Como funciona a rotina do Mais*?
O jornal não é dividido nas seções em que sai, não há uma equipe para o Mais* e outra para o 24h. Internamente, ele é dividido nas editorias clássicas: uma equipe para Cidade e Bahia, uma para Cultura, uma para Economia, Mundo e Brasil e uma equipe de Esportes. A equipe de Esportes fecha o caderno de Esporte e a parte de esportes do 24h, enquanto a equipe de Cultura fecha as seções de Vida e Variedades. As outras equipes, como a de Cidade, produzem notícias para o Mais* e para o 24h. A distribuição e divisão dessas matérias são definidas nessas reuniões de abertura e de fechamento, sendo que, geralmente, as notícias mais relevantes de Brasil, Economia, Mundo e Cidade vão para o Mais*.

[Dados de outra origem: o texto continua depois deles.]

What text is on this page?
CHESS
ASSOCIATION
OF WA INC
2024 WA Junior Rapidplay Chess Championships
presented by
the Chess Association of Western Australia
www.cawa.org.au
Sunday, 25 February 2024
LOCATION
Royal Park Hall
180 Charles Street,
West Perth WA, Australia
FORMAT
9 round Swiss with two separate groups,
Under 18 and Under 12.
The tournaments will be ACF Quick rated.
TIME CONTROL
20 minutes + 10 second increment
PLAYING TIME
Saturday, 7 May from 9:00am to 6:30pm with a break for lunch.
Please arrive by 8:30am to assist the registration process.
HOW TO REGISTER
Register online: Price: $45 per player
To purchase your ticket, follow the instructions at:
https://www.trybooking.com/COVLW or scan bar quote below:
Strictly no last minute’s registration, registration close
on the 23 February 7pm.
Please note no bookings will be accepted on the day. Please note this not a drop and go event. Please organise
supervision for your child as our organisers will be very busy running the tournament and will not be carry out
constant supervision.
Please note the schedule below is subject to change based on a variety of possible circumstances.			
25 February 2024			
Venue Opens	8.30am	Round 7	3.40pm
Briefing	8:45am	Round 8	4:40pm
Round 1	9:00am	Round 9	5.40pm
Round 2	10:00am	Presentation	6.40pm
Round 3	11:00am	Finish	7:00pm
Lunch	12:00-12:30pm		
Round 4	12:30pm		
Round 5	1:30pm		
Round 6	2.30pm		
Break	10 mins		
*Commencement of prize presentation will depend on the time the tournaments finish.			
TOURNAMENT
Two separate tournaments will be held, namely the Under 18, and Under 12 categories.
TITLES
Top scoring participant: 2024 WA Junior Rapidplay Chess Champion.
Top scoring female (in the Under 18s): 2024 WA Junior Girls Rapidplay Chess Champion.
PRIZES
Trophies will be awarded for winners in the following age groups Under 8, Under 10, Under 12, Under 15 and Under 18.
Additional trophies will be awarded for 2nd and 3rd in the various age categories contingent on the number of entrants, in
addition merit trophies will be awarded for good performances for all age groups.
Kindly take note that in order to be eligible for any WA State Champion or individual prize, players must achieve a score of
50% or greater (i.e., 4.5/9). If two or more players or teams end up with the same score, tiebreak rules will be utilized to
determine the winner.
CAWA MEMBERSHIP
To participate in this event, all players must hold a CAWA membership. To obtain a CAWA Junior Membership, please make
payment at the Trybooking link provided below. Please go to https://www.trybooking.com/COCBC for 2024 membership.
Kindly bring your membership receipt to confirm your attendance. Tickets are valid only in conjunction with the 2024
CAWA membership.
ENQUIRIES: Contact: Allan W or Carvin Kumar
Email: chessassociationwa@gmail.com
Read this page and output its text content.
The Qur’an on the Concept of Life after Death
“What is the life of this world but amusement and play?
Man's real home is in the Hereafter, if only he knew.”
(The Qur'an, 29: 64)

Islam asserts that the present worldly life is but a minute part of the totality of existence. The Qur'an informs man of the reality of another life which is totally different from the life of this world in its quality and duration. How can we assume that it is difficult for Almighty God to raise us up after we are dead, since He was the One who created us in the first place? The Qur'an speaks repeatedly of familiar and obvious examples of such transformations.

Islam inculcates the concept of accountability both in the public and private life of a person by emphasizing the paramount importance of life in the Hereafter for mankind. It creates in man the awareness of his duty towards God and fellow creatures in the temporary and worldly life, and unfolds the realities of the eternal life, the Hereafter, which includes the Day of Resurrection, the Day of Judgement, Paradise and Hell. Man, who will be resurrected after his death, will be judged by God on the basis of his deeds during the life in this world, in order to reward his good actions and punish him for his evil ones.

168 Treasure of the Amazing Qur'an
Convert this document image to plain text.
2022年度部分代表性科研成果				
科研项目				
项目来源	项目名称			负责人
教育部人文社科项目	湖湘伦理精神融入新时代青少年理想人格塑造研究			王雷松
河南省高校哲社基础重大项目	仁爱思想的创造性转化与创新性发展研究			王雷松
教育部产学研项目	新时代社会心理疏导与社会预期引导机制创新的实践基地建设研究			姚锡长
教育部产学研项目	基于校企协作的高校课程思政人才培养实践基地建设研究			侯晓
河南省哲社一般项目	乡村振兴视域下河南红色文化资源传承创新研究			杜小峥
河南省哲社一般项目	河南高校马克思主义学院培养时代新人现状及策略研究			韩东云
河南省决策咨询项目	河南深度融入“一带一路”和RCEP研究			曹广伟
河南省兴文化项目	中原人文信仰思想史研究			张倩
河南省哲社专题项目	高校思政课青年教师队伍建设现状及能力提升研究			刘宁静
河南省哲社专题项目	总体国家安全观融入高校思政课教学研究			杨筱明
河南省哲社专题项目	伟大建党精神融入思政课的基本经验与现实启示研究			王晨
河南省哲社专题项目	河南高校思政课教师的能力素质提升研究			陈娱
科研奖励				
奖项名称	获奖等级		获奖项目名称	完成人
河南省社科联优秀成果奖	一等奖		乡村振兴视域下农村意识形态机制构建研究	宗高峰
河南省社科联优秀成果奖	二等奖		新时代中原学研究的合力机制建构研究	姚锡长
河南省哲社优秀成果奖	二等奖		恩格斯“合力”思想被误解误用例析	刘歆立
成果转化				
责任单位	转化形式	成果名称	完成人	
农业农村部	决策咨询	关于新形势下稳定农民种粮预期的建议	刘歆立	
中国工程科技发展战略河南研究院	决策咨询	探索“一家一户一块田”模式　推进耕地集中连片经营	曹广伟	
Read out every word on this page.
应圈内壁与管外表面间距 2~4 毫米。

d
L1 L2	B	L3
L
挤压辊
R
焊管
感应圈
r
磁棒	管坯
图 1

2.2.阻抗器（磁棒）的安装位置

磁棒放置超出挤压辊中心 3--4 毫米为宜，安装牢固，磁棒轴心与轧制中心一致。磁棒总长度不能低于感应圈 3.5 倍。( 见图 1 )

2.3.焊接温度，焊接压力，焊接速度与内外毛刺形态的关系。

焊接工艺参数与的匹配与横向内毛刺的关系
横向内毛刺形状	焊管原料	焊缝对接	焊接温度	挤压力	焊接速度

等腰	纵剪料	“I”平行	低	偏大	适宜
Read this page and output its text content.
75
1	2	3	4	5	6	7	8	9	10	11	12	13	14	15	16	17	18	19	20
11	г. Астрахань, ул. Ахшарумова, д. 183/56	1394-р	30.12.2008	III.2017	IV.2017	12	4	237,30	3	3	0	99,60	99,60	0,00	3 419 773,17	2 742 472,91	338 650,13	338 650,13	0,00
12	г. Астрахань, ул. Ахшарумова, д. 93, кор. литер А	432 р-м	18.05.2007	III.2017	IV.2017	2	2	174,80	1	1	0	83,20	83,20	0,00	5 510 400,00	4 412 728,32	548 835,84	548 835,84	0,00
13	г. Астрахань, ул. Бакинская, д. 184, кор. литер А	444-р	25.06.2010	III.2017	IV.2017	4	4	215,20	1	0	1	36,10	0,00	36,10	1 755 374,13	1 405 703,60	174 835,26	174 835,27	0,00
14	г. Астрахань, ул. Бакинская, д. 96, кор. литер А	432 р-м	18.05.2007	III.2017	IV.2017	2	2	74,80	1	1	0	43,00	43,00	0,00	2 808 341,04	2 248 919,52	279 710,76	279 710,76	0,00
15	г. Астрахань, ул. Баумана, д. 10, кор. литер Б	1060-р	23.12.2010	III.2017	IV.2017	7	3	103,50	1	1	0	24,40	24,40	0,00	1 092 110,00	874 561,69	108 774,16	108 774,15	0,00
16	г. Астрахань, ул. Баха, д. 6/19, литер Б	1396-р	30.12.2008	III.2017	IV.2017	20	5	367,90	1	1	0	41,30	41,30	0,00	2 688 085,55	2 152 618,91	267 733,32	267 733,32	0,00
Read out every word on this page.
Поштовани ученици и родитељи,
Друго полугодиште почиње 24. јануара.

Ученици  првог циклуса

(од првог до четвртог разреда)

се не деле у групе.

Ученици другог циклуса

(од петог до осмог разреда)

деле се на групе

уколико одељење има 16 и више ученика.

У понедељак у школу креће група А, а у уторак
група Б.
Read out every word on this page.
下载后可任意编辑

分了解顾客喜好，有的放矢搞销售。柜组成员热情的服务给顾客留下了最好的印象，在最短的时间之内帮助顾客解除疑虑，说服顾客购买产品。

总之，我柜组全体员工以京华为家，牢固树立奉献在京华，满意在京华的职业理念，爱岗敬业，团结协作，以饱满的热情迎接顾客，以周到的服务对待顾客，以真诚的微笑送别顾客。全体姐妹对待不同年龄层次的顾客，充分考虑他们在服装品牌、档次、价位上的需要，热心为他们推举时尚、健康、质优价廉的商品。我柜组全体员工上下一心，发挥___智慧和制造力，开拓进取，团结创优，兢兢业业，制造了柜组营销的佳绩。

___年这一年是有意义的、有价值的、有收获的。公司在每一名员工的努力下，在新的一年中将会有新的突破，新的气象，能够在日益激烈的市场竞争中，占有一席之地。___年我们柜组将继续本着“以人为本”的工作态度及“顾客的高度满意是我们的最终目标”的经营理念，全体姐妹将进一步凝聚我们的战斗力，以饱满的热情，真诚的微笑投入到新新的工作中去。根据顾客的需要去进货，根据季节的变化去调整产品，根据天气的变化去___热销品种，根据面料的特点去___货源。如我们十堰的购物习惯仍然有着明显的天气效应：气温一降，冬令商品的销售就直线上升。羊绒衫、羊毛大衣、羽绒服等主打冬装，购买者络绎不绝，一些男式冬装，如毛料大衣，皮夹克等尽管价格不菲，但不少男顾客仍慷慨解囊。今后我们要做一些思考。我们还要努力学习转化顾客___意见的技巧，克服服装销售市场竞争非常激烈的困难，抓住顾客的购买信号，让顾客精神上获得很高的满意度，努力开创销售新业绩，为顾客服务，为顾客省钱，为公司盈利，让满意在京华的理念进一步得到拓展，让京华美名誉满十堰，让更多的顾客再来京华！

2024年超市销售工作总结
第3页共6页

Como se dá essa dissociação entre o Mais* e o 24h? Por exemplo, a matéria “Prefeito que nada” estava no 24h enquanto “O Bruno Surfistinha” estava no Mais*.
Nesse caso, a história do prefeito aconteceu no final de semana – a redação durante os finais de semana tem uma equipe de plantão. Já a matéria do Bruno Surfistinha é uma dessas matérias mais leves e de comportamento trabalhadas que são publicadas no final de semana. Geralmente, o Mais* de sábado, domingo e segunda são fechados na sexta-feira, enquanto o 24h fica aberto e é definido pela equipe de plantão. Claro que se uma notícia mais relevante surgir ela vai ser produzida pela equipe de plantão e pode ir para o Mais*, como no caso do helicóptero que caiu. Já a matéria do prefeito não tinha toda essa relevância para derrubar uma matéria do Mais* e essa decisão foi tomada pelo coordenador do plantão. Apesar disso, a matéria do prefeito saiu na página 3, um espaço valorizado no jornal, no qual a gente busca colocar sempre boas imagens e/ou boas histórias.
Existe algum dia específico em que se faz mais uso de notícias frias, ou seja, um dia menos factual?
As notícias mais frias saem mais no fim de semana, geralmente no domingo e na segunda. Essas pautas são pensadas na segunda ou na terça e são produzidas e trabalhadas ao longo da semana. Na sexta-feira costumamos fechar três jornais: os de sábado, domingo e segunda. Essas matérias são mais profundas e possuem debates mais analíticos. Por exemplo, se durante a semana tivemos muitos assaltos a bancos no interior, então, a gente busca produzir matérias que aprofundam a história, ouve a Federação Brasileira de Bancos e a polícia.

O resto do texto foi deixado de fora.